Le CEO de Carrefour Alexandre Bompard n’y est pas allé par quatre chemins lors de la présentation de son plan de transformation : le groupe est à l’aube d’une révolution culturelle. Il faut faire table rase de tous les tabous.
Trop lent
« Savez-vous combien d’étapes sont nécessaires chez nous pour faire approuver un simple folder ? 27 ! Ce n’est plus possible ! » Au cours d’un discours étoffé, Alexandre Bompard n’a pas mâché ses mots. Carrefour, avec son organisation lourde et bureaucratique, se voit confronté à une transformation brutale du paysage concurrentiel, suite à l’apparition de plateformes mondiales, de nouvelles alliances et de start-ups innovantes, ainsi qu’à l’évolution des attentes des consommateurs et de leurs habitudes alimentaires. Face à tous ces changements, Carrefour a réagi bien trop tardivement.
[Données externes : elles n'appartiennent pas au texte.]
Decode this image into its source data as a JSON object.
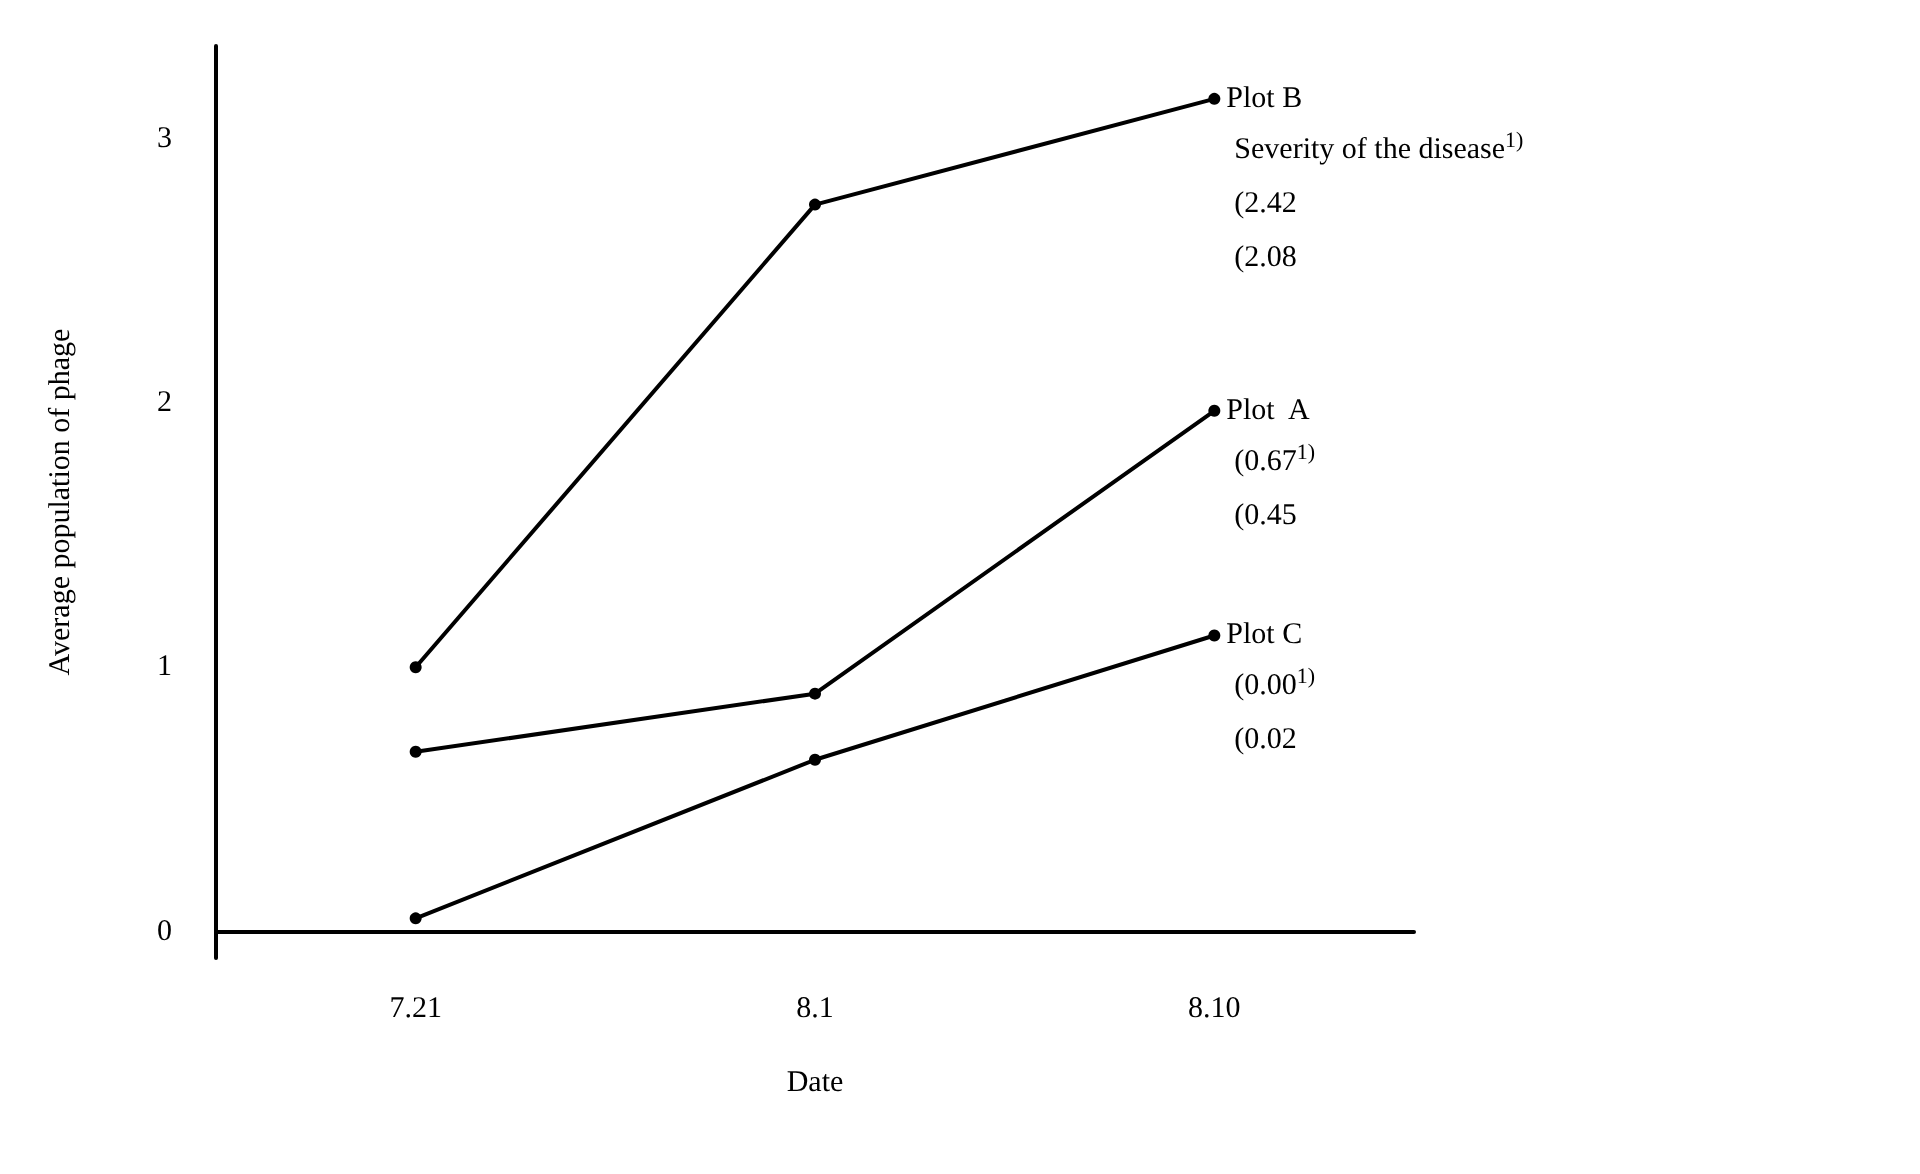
{
  "chart_data": {
    "type": "line",
    "xlabel": "Date",
    "ylabel": "Average population of phage",
    "categories": [
      "7.21",
      "8.1",
      "8.10"
    ],
    "series": [
      {
        "name": "Plot B",
        "color": "#000000",
        "values": [
          1.0,
          2.75,
          3.15
        ]
      },
      {
        "name": "Plot  A",
        "color": "#000000",
        "values": [
          0.68,
          0.9,
          1.97
        ]
      },
      {
        "name": "Plot C",
        "color": "#000000",
        "values": [
          0.05,
          0.65,
          1.12
        ]
      }
    ],
    "ylim": [
      -0.1,
      3.35
    ],
    "yticks": [
      0,
      1,
      2,
      3
    ],
    "grid": false,
    "legend": false,
    "marker": "circle",
    "line_style": "solid",
    "annotations": [
      "Severity of the disease$^{1)}$\n(2.42\n(2.08",
      "(0.67$^{1)}$\n(0.45",
      "(0.00$^{1)}$\n(0.02"
    ]
  }
}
« Nous avons échoué avec Carrefour Drive. Nous n’avons pas suffisamment investi dans ce concept et par conséquent aujourd’hui notre part de marché se limite à 10% seulement. Nous sommes actifs dans tous les formats de magasins, mais nous ne sommes pas ‘omnicanal’. Nous profitons trop peu de notre envergure. Nos frais généraux sont excessivement élevés, notre image prix est problématique. » Une transformation radicale s’impose donc, souligne le CEO. « Nous sommes à l’aube d’une révolution culturelle sans précédent. » L’analyse semble claire, mais dans quelle mesure le plan présenté par Bompard est-il réellement radical ?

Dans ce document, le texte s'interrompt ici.